An ethical question involving standard costs

Ethics in pricing ppt

Solution to Review Problem 9. A revision of standard costs in December would have resulted in lower valuations of inventories, higher cost of goods sold because of inventory write-downs, and lower net income for the year. Companies can use their CSR activities and advertise them. Ethical issues often arise in the budgeting process, particularly when employees and managers are evaluated by comparing their actual results to the budget. Photo Credits. Why is the sales budget the most important component of the master budget? In contrast, fudged numbers are usually the basis for dishonesty and fraud. Answer: To demonstrate how ethical dilemmas might arise, assume you are a manager and you help upper management establish the master budget this is the planning phase. Perhaps a long-term stock option incentive system would provide motivation to do what is best for the organization, thereby increasing shareholder value.

Many business budgeting decisions involve choices between thoughtfully dealing with the consequences of company policies and earning extra money by cutting corners. It updates the standard costs whenever costs, prices, or rates change by 3 percent or more.

Organizations must recognize this conflict and have processes in place to ensure both the interests of individual employees and the interests of the organization as a whole are served. Describe the ethical conflict that can occur between the planning and control phases of the budgeting process.

ethical issues in price discrimination

It uses these costs to price products, cost inventories, and evaluate the performance of purchasing and production managers. How does the master budget for a merchandising organization differ from the master budget for a manufacturing organization?

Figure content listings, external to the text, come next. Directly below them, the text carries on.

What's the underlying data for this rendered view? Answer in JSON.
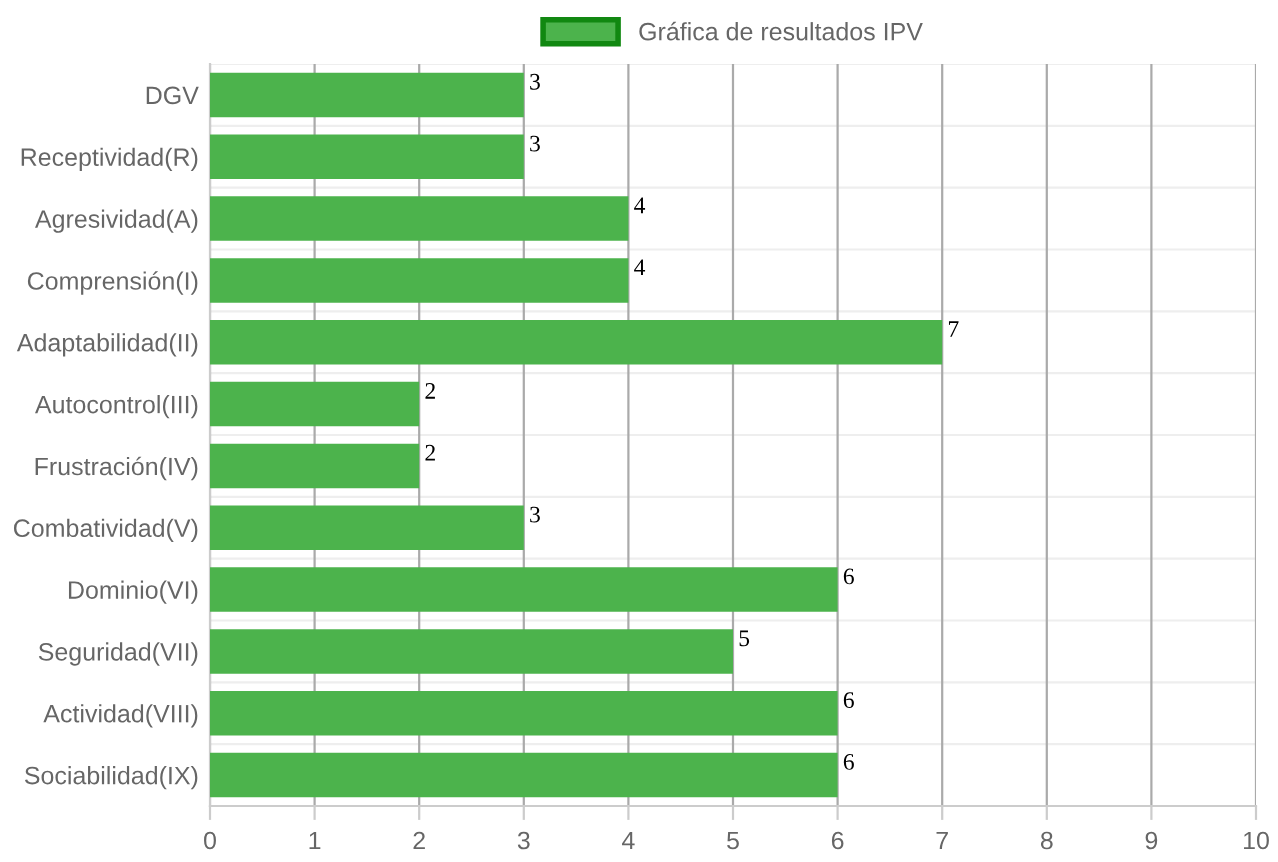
{
  "chart_data": {
    "type": "bar",
    "orientation": "horizontal",
    "categories": [
      "DGV",
      "Receptividad(R)",
      "Agresividad(A)",
      "Comprensión(I)",
      "Adaptabilidad(II)",
      "Autocontrol(III)",
      "Frustración(IV)",
      "Combatividad(V)",
      "Dominio(VI)",
      "Seguridad(VII)",
      "Actividad(VIII)",
      "Sociabilidad(IX)"
    ],
    "series": [
      {
        "name": "Gráfica de resultados IPV",
        "color": "#4cb34c",
        "values": [
          3,
          3,
          4,
          4,
          7,
          2,
          2,
          3,
          6,
          5,
          6,
          6
        ]
      }
    ],
    "xlim": [
      0,
      10
    ],
    "xticks": [
      0,
      1,
      2,
      3,
      4,
      5,
      6,
      7,
      8,
      9,
      10
    ],
    "grid": true,
    "legend": "top",
    "data_labels": true
  }
}
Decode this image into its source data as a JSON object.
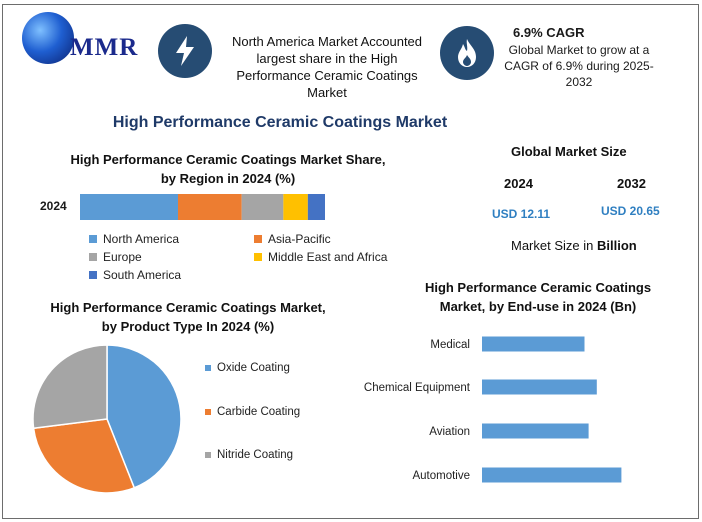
{
  "brand": {
    "name": "MMR"
  },
  "header": {
    "fact1": "North America Market Accounted largest share in the High Performance Ceramic Coatings Market",
    "cagr_title": "6.9% CAGR",
    "cagr_text": "Global Market to grow at a CAGR of 6.9% during 2025-2032"
  },
  "title": "High Performance Ceramic Coatings Market",
  "market_size": {
    "title": "Global Market Size",
    "years": [
      "2024",
      "2032"
    ],
    "values": [
      "USD 12.11",
      "USD 20.65"
    ],
    "note_prefix": "Market Size in ",
    "note_unit": "Billion"
  },
  "colors": {
    "north_america": "#5b9bd5",
    "asia_pacific": "#ed7d31",
    "europe": "#a5a5a5",
    "middle_east_africa": "#ffc000",
    "south_america": "#4472c4",
    "header_circle": "#264c73",
    "title": "#1f3a68",
    "usd": "#2f7fc1"
  },
  "icons": [
    "globe-logo-icon",
    "lightning-icon",
    "flame-icon"
  ],
  "chart_data": [
    {
      "type": "bar",
      "orientation": "horizontal-stacked",
      "title": "High Performance Ceramic Coatings Market Share, by Region in 2024 (%)",
      "categories": [
        "2024"
      ],
      "series": [
        {
          "name": "North America",
          "values": [
            40
          ]
        },
        {
          "name": "Asia-Pacific",
          "values": [
            26
          ]
        },
        {
          "name": "Europe",
          "values": [
            17
          ]
        },
        {
          "name": "Middle East and Africa",
          "values": [
            10
          ]
        },
        {
          "name": "South America",
          "values": [
            7
          ]
        }
      ],
      "xlim": [
        0,
        100
      ],
      "grid": false,
      "legend": "bottom"
    },
    {
      "type": "pie",
      "title": "High Performance Ceramic Coatings Market, by Product Type In 2024 (%)",
      "labels": [
        "Oxide Coating",
        "Carbide Coating",
        "Nitride Coating"
      ],
      "values": [
        44,
        29,
        27
      ],
      "legend": "right"
    },
    {
      "type": "bar",
      "orientation": "horizontal",
      "title": "High Performance Ceramic Coatings Market, by End-use in 2024 (Bn)",
      "categories": [
        "Medical",
        "Chemical Equipment",
        "Aviation",
        "Automotive"
      ],
      "values": [
        2.5,
        2.8,
        2.6,
        3.4
      ],
      "xlim": [
        0,
        5
      ],
      "grid": false
    }
  ]
}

For example, in many countries there are environmental laws. In contrast, fudged numbers are usually the basis for dishonesty and fraud. Furthermore, you are evaluated based on achieving budgeted profit on a quarterly basis this is the control phase.

The control phase requires evaluating performance of employees by comparing actual results to the operating budget. Ethical issues often arise in the budgeting process, particularly when employees and managers are evaluated by comparing their actual results to the budget.

An ethical question involving standard costs

Similarly, corporate officers who earn tremendous bonuses based on company profits may prioritize profit over ethical considerations.